I'm still getting the same TLS error 46 - below are all the logs that result from attempting to load the stream URL in Chrome on the client machine:

[2023-11-20T17:58:48Z DEBUG rustls::server::hs] decided upon suite TLS13_AES_128_GCM_SHA256
[2023-11-20T17:58:48Z DEBUG rustls::server::hs] Chosen ALPN protocol [104, 51]
[2023-11-20T17:58:48Z DEBUG moq_relay::session] received QUIC handshake: ip=[::ffff:10.0.1.50]:49530
2023-11-20T17:58:48.936467Z ERROR quinn_udp::imp: got transmit error, halting segmentation offload
2023-11-20T17:58:48.936798Z  WARN quinn_udp: sendmsg error: Os { code: 5, kind: Uncategorized, message: "Input/output error" }, Transmit: { destination: [::ffff:10.0.1.50]:49530, src_ip: Some(::ffff:10.0.1.199), enc: Some(Ect0), len: 1305, segment_size: Some(1200) }
[2023-11-20T17:58:49Z WARN  moq_relay::quic] connection terminated: failed to establish QUIC connection

    Caused by:
        aborted by peer: the cryptographic handshake failed: error 46: 199:TLS handshake failure (ENCRYPTION_HANDSHAKE) 46: certificate unknown
wormoworm commented 9 months ago

I had some (limited) success by using Firefox.
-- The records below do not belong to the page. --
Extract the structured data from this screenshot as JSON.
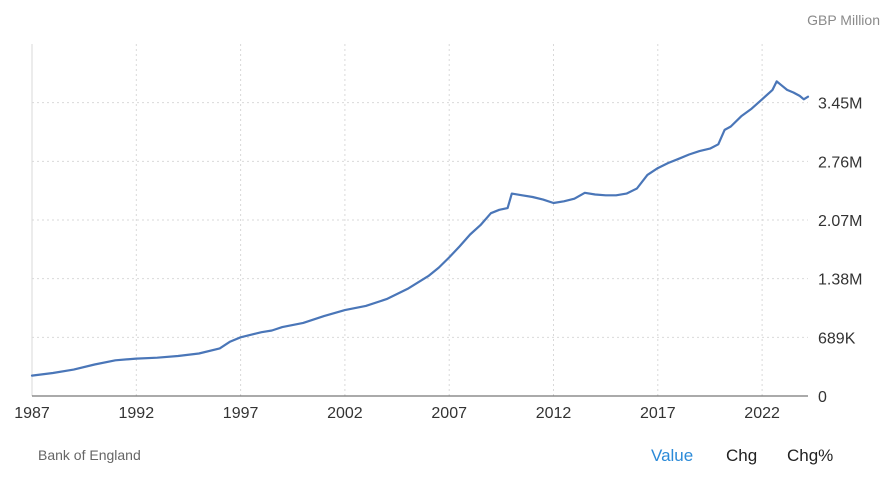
{
  "header": {
    "unit_label": "GBP Million"
  },
  "footer": {
    "source": "Bank of England",
    "tabs": [
      {
        "label": "Value",
        "active": true
      },
      {
        "label": "Chg",
        "active": false
      },
      {
        "label": "Chg%",
        "active": false
      }
    ]
  },
  "colors": {
    "line": "#4a76b8",
    "grid": "#d9d9d9",
    "axis": "#333333",
    "active_tab": "#2b8ad8"
  },
  "chart_data": {
    "type": "line",
    "title": "",
    "xlabel": "",
    "ylabel": "GBP Million",
    "grid": true,
    "y_axis_position": "right",
    "xlim": [
      1987,
      2024.2
    ],
    "ylim": [
      0,
      4140000
    ],
    "x_ticks": [
      {
        "value": 1987,
        "label": "1987"
      },
      {
        "value": 1992,
        "label": "1992"
      },
      {
        "value": 1997,
        "label": "1997"
      },
      {
        "value": 2002,
        "label": "2002"
      },
      {
        "value": 2007,
        "label": "2007"
      },
      {
        "value": 2012,
        "label": "2012"
      },
      {
        "value": 2017,
        "label": "2017"
      },
      {
        "value": 2022,
        "label": "2022"
      }
    ],
    "y_ticks": [
      {
        "value": 0,
        "label": "0"
      },
      {
        "value": 689000,
        "label": "689K"
      },
      {
        "value": 1380000,
        "label": "1.38M"
      },
      {
        "value": 2070000,
        "label": "2.07M"
      },
      {
        "value": 2760000,
        "label": "2.76M"
      },
      {
        "value": 3450000,
        "label": "3.45M"
      }
    ],
    "series": [
      {
        "x": [
          1987.0,
          1988.0,
          1989.0,
          1990.0,
          1991.0,
          1992.0,
          1993.0,
          1994.0,
          1995.0,
          1996.0,
          1996.5,
          1997.0,
          1998.0,
          1998.5,
          1999.0,
          2000.0,
          2001.0,
          2002.0,
          2003.0,
          2004.0,
          2005.0,
          2006.0,
          2006.5,
          2007.0,
          2007.5,
          2008.0,
          2008.5,
          2009.0,
          2009.4,
          2009.8,
          2010.0,
          2010.5,
          2011.0,
          2011.5,
          2012.0,
          2012.5,
          2013.0,
          2013.5,
          2014.0,
          2014.5,
          2015.0,
          2015.5,
          2016.0,
          2016.5,
          2017.0,
          2017.5,
          2018.0,
          2018.5,
          2019.0,
          2019.5,
          2019.9,
          2020.2,
          2020.5,
          2021.0,
          2021.5,
          2022.0,
          2022.5,
          2022.7,
          2022.9,
          2023.2,
          2023.5,
          2023.8,
          2024.0,
          2024.2
        ],
        "y": [
          240000,
          270000,
          310000,
          370000,
          420000,
          440000,
          450000,
          470000,
          500000,
          560000,
          640000,
          690000,
          750000,
          770000,
          810000,
          860000,
          940000,
          1010000,
          1060000,
          1140000,
          1260000,
          1410000,
          1510000,
          1630000,
          1760000,
          1900000,
          2010000,
          2150000,
          2190000,
          2210000,
          2380000,
          2360000,
          2340000,
          2310000,
          2270000,
          2290000,
          2320000,
          2390000,
          2370000,
          2360000,
          2360000,
          2380000,
          2440000,
          2600000,
          2680000,
          2740000,
          2790000,
          2840000,
          2880000,
          2910000,
          2960000,
          3130000,
          3170000,
          3290000,
          3380000,
          3490000,
          3600000,
          3700000,
          3660000,
          3600000,
          3570000,
          3530000,
          3490000,
          3520000
        ]
      }
    ]
  }
}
In FF, you can make exception for individual certificates, so I visited https://:4443 whilst the relay was running, and accepted the certificate. I was then able to visit https://quic.video/watch/dev?server=:4443 and view the video stream. However, the stream itself is very unstable (I'm guessing this is caused by FF's WebTransport implementation):

I believe my problems boil down to the following two statements:

  1. I am unable to get Chrome to trust the certificate that is being served by relay. As per the posts above, I've tried generating certificates on both the server and the client machine, and I've tried every method I know of importing the generated CA into the Windows / Ubuntu certificate stores. The error I see in Chrome's console is net::ERR_QUIC_PROTOCOL_ERROR.QUIC_TLS_CERTIFICATE_UNKNOWN (TLS handshake failure (ENCRYPTION_HANDSHAKE) 46: certificate unknown)
  2. The only browser that will allow me to trust the certificate is Firefox, which currently has a very buggy implementation of WebTransport / WebCodecs.
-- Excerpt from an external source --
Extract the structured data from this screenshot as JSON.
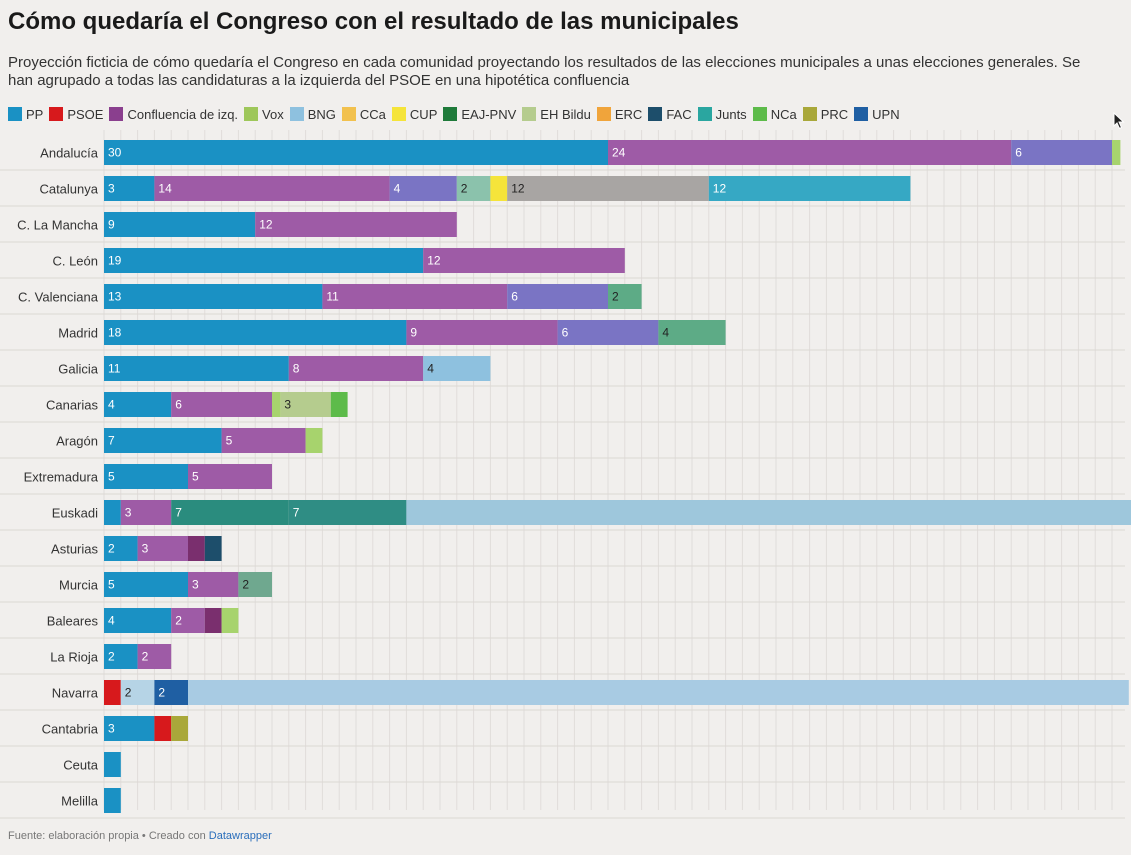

Are you able to share how you import certificates into the certificate store in such a way that Chrome will trust them? mkcert reports that it has installed the CA in FF's and Chrome's trust stores: The local CA is now installed in the Firefox and/or Chrome/Chromium trust store (requires browser restart)!, but Chrome is still not accepting the cert.

wormoworm commented 9 months ago

Hi, I'm still not able to get Chrome to accept the self-signed certificate, despite mkcert reporting The local CA is now installed in the Firefox and/or Chrome/Chromium trust store (requires browser restart)!.

Any ideas on what I might be missing?